Chelengat and Forbes worked together to slowly close in on Herberg, and the Alabama junior made a big move to take sole possession of the lead with six laps to go. Once Chelangat made that move, she turned on the jets and gradually made the race less and less competitive as the finish neared.
“I know my strengths, so I know if I have five laps to go, I can survive that pace to get to the end,” said Chelengat, “So I was just like, well, if it’s time to go, it’s time to go.”
Similar to Athanas Kioko of Campbell in the Men’s 10K race, the gutsy performance from Herberg didn’t prove to be too much of a detriment. The junior from Washington ultimately placed 7th in a time of 33:20.33.
“I just kind of went out at what felt right,” said Herberg, who indicated that her giant lead was not part of the race plan. “It ended up getting really tough in the end, but I’m proud of how I raced and that I at least went for it.”

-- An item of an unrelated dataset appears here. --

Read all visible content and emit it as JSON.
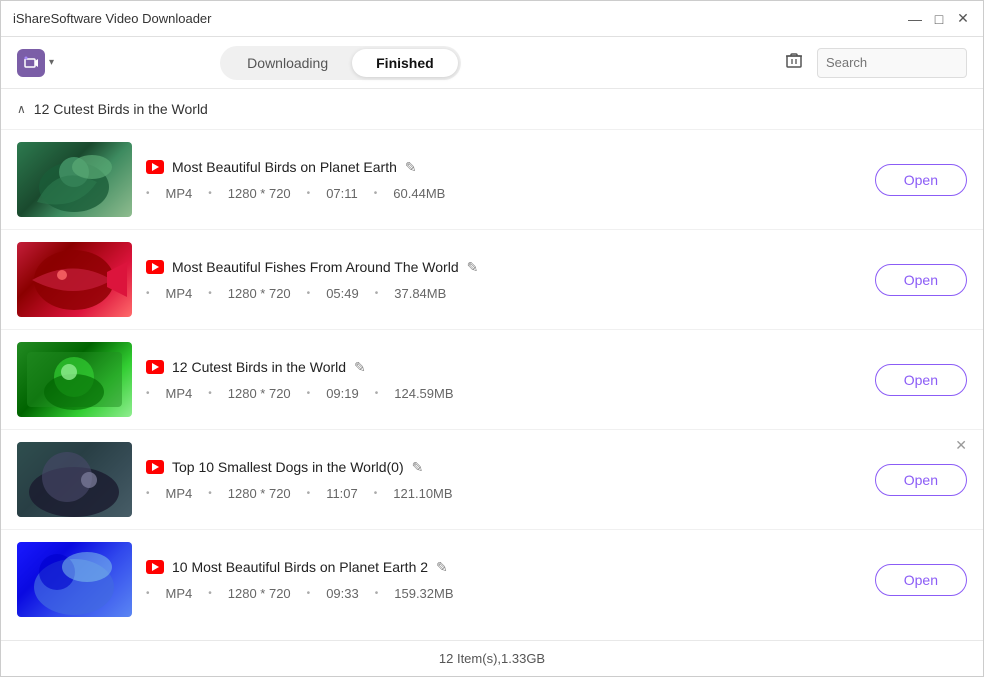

Last year, Chelengat finished second in this event as her brother, Vincent Kiprop, cheered her on in the stands. Despite the impressive accolades, neither sibling had been able to break through and win a title. This year, however, Chelengat’s patience paid off as she secured the first NCAA 10K title in school history.
“It made it sweeter to get it,” said Chelengat. “I am really proud of what we did today.”